DefectDojo Sensei acts like a security consultant, and is able to answer questions about cybersecurity programs managed through DefectDojo.

Key capabilities include evolution algorithms for self-improvement, generation of tool recommendations for security issues, analysis of current tools, creation of customer-specific KPIs, and summaries of key findings.

It is currently in alpha, and is expected to become generally available by the end of the year, the company says.

Testlio expands its crowdsourced testing platform to provide human-in-the-loop testing for AI solutions

Testlio, a company that offers crowdsourced software testing, has announced a new end-to-end testing solution designed specifically for testing AI solutions.

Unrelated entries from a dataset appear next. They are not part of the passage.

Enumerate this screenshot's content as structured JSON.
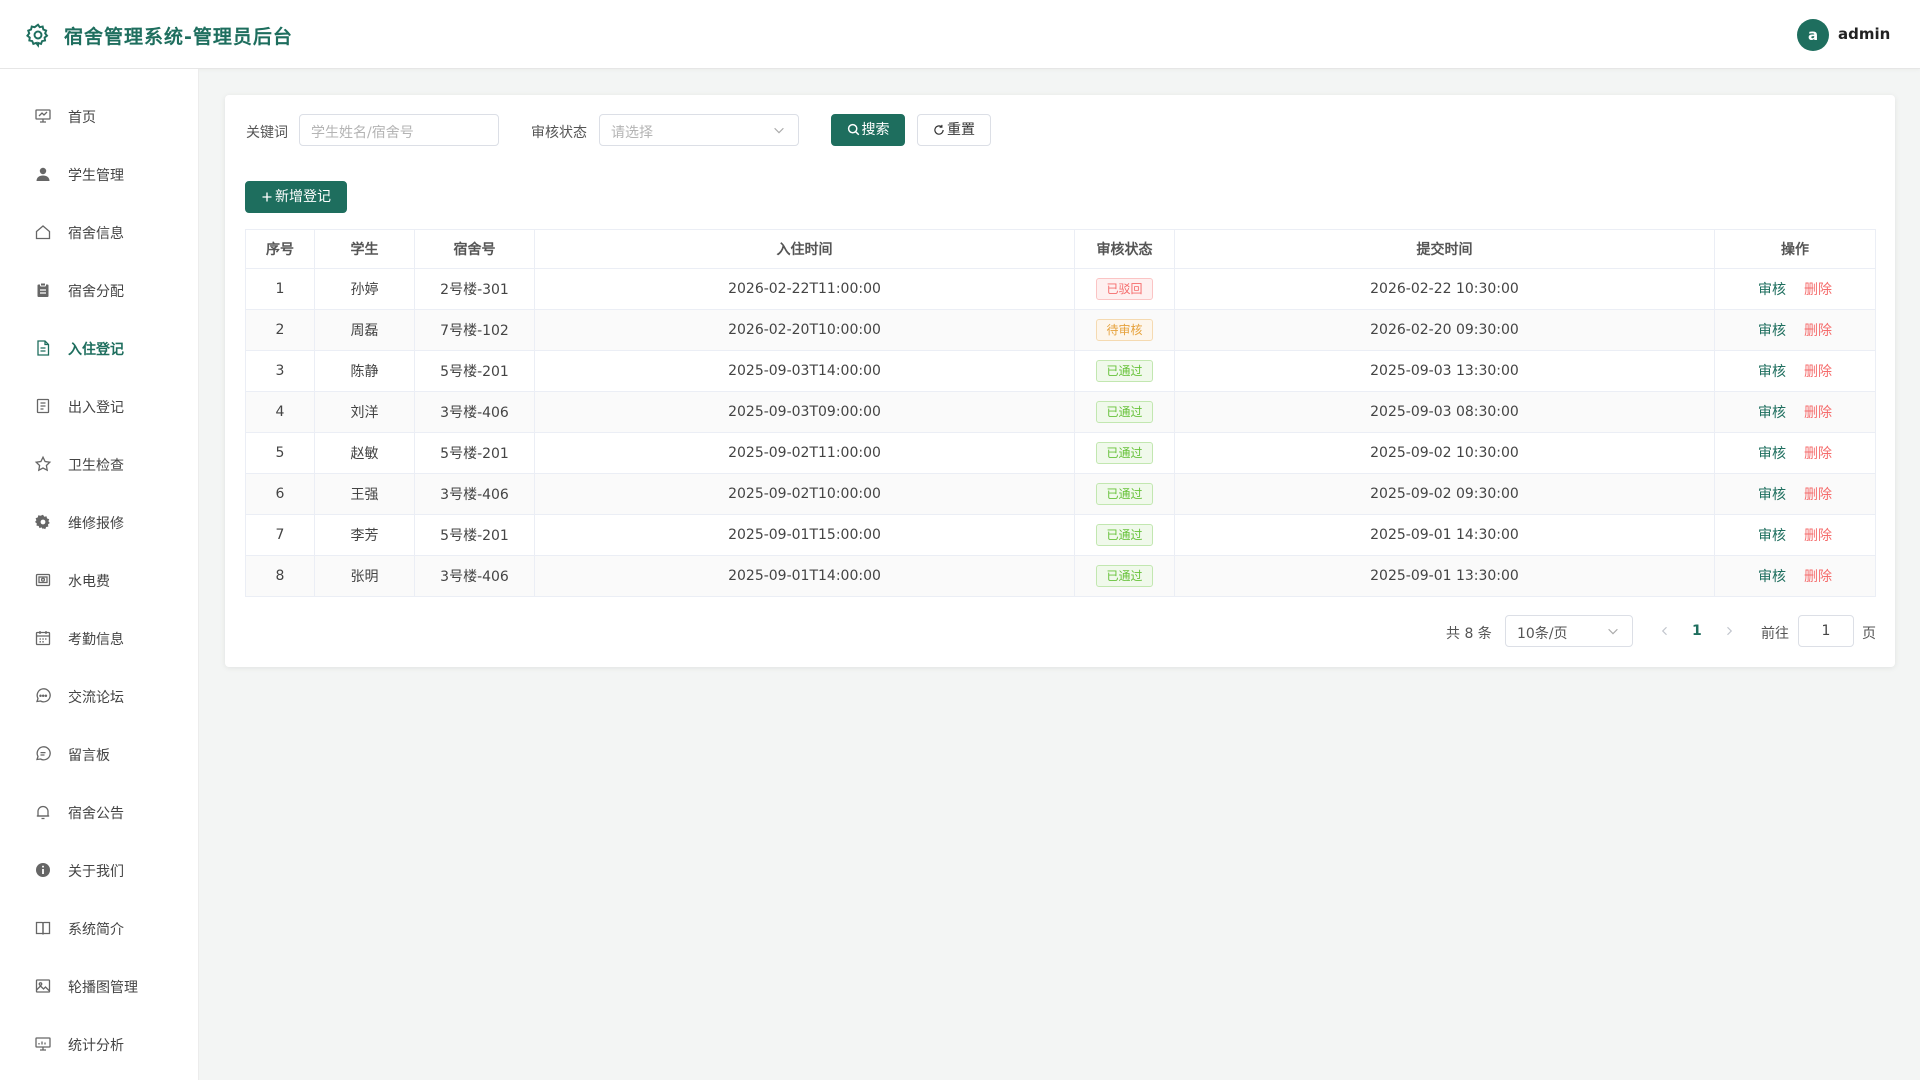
{
  "header": {
    "title": "宿舍管理系统-管理员后台",
    "avatar_letter": "a",
    "username": "admin",
    "brand_color": "#1e6e5e"
  },
  "sidebar": {
    "active_index": 4,
    "items": [
      {
        "label": "首页",
        "icon": "presentation-board-icon"
      },
      {
        "label": "学生管理",
        "icon": "user-icon"
      },
      {
        "label": "宿舍信息",
        "icon": "home-icon"
      },
      {
        "label": "宿舍分配",
        "icon": "clipboard-icon"
      },
      {
        "label": "入住登记",
        "icon": "document-icon"
      },
      {
        "label": "出入登记",
        "icon": "tickets-icon"
      },
      {
        "label": "卫生检查",
        "icon": "star-icon"
      },
      {
        "label": "维修报修",
        "icon": "gear-icon"
      },
      {
        "label": "水电费",
        "icon": "wallet-icon"
      },
      {
        "label": "考勤信息",
        "icon": "calendar-icon"
      },
      {
        "label": "交流论坛",
        "icon": "chat-dots-icon"
      },
      {
        "label": "留言板",
        "icon": "chat-lines-icon"
      },
      {
        "label": "宿舍公告",
        "icon": "bell-icon"
      },
      {
        "label": "关于我们",
        "icon": "info-icon"
      },
      {
        "label": "系统简介",
        "icon": "book-icon"
      },
      {
        "label": "轮播图管理",
        "icon": "picture-icon"
      },
      {
        "label": "统计分析",
        "icon": "data-board-icon"
      }
    ]
  },
  "filters": {
    "keyword_label": "关键词",
    "keyword_placeholder": "学生姓名/宿舍号",
    "status_label": "审核状态",
    "status_placeholder": "请选择",
    "search_label": "搜索",
    "reset_label": "重置",
    "add_label": "新增登记"
  },
  "table": {
    "columns": [
      "序号",
      "学生",
      "宿舍号",
      "入住时间",
      "审核状态",
      "提交时间",
      "操作"
    ],
    "review_label": "审核",
    "delete_label": "删除",
    "rows": [
      {
        "no": "1",
        "student": "孙婷",
        "room": "2号楼-301",
        "checkin": "2026-02-22T11:00:00",
        "status": "已驳回",
        "status_type": "rejected",
        "submitted": "2026-02-22 10:30:00"
      },
      {
        "no": "2",
        "student": "周磊",
        "room": "7号楼-102",
        "checkin": "2026-02-20T10:00:00",
        "status": "待审核",
        "status_type": "pending",
        "submitted": "2026-02-20 09:30:00"
      },
      {
        "no": "3",
        "student": "陈静",
        "room": "5号楼-201",
        "checkin": "2025-09-03T14:00:00",
        "status": "已通过",
        "status_type": "passed",
        "submitted": "2025-09-03 13:30:00"
      },
      {
        "no": "4",
        "student": "刘洋",
        "room": "3号楼-406",
        "checkin": "2025-09-03T09:00:00",
        "status": "已通过",
        "status_type": "passed",
        "submitted": "2025-09-03 08:30:00"
      },
      {
        "no": "5",
        "student": "赵敏",
        "room": "5号楼-201",
        "checkin": "2025-09-02T11:00:00",
        "status": "已通过",
        "status_type": "passed",
        "submitted": "2025-09-02 10:30:00"
      },
      {
        "no": "6",
        "student": "王强",
        "room": "3号楼-406",
        "checkin": "2025-09-02T10:00:00",
        "status": "已通过",
        "status_type": "passed",
        "submitted": "2025-09-02 09:30:00"
      },
      {
        "no": "7",
        "student": "李芳",
        "room": "5号楼-201",
        "checkin": "2025-09-01T15:00:00",
        "status": "已通过",
        "status_type": "passed",
        "submitted": "2025-09-01 14:30:00"
      },
      {
        "no": "8",
        "student": "张明",
        "room": "3号楼-406",
        "checkin": "2025-09-01T14:00:00",
        "status": "已通过",
        "status_type": "passed",
        "submitted": "2025-09-01 13:30:00"
      }
    ]
  },
  "pagination": {
    "total_text": "共 8 条",
    "page_size": "10条/页",
    "current_page": "1",
    "goto_label": "前往",
    "goto_value": "1",
    "page_suffix": "页"
  }
}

Leveraging Testlio’s community of over 80,000 testers, this new solution provides human-in-the-loop validation for each stage of AI development.

“Trust, quality, and reliability of AI-powered applications rely on both technology and people,” said Summer Weisberg, COO and Interim CEO at Testlio. “Our managed service platform, combined with the scale and expertise of the Testlio Community, brings human intelligence and automation together so organizations can accelerate AI innovation without sacrificing quality or safety.”

Kong’s Insomnia 12 release adds capabilities to help with MCP server development

The latest release of Insomnia aims to bring MCP developers a test-iterate-debug workflow for AI development so they can quickly develop and validate their work on MCP servers.

Developers will now be able to connect directly to their MCP servers, manually invoke tools with custom parameters, inspect protocol-level and authentication messages, and see responses.

Insomnia 12 also adds support for generating mock servers from OpenAPI spec documents, JSON samples, or a URL. “What used to require hours of manual set up, like defining endpoints or crafting realistic responses, now happens almost instantaneously with AI. Mock servers can now transform from a ‘nice to have if you have the time to set them up’ into an essential part of a developer’s workflow, allowing you to test faster without manual overhead,” Kong wrote in a blog post.

OpenAI and AWS announce $38 billion deal for compute infrastructure

AWS and OpenAI announced a new partnership that will have OpenAI’s workloads running on AWS’s infrastructure.

AWS will build compute infrastructure for OpenAI that is optimized for AI processing efficiency and performance. Specifically, the company will cluster NVIDIA GPUs (GB200s and GB300s) on Amazon EC2 UltraServers.

OpenAI will commit $38 billion to Amazon over the course of the next several years, and OpenAI will immediately begin using AWS infrastructure, with full capacity expected by the end of 2026 and the ability to scale as needed beyond that.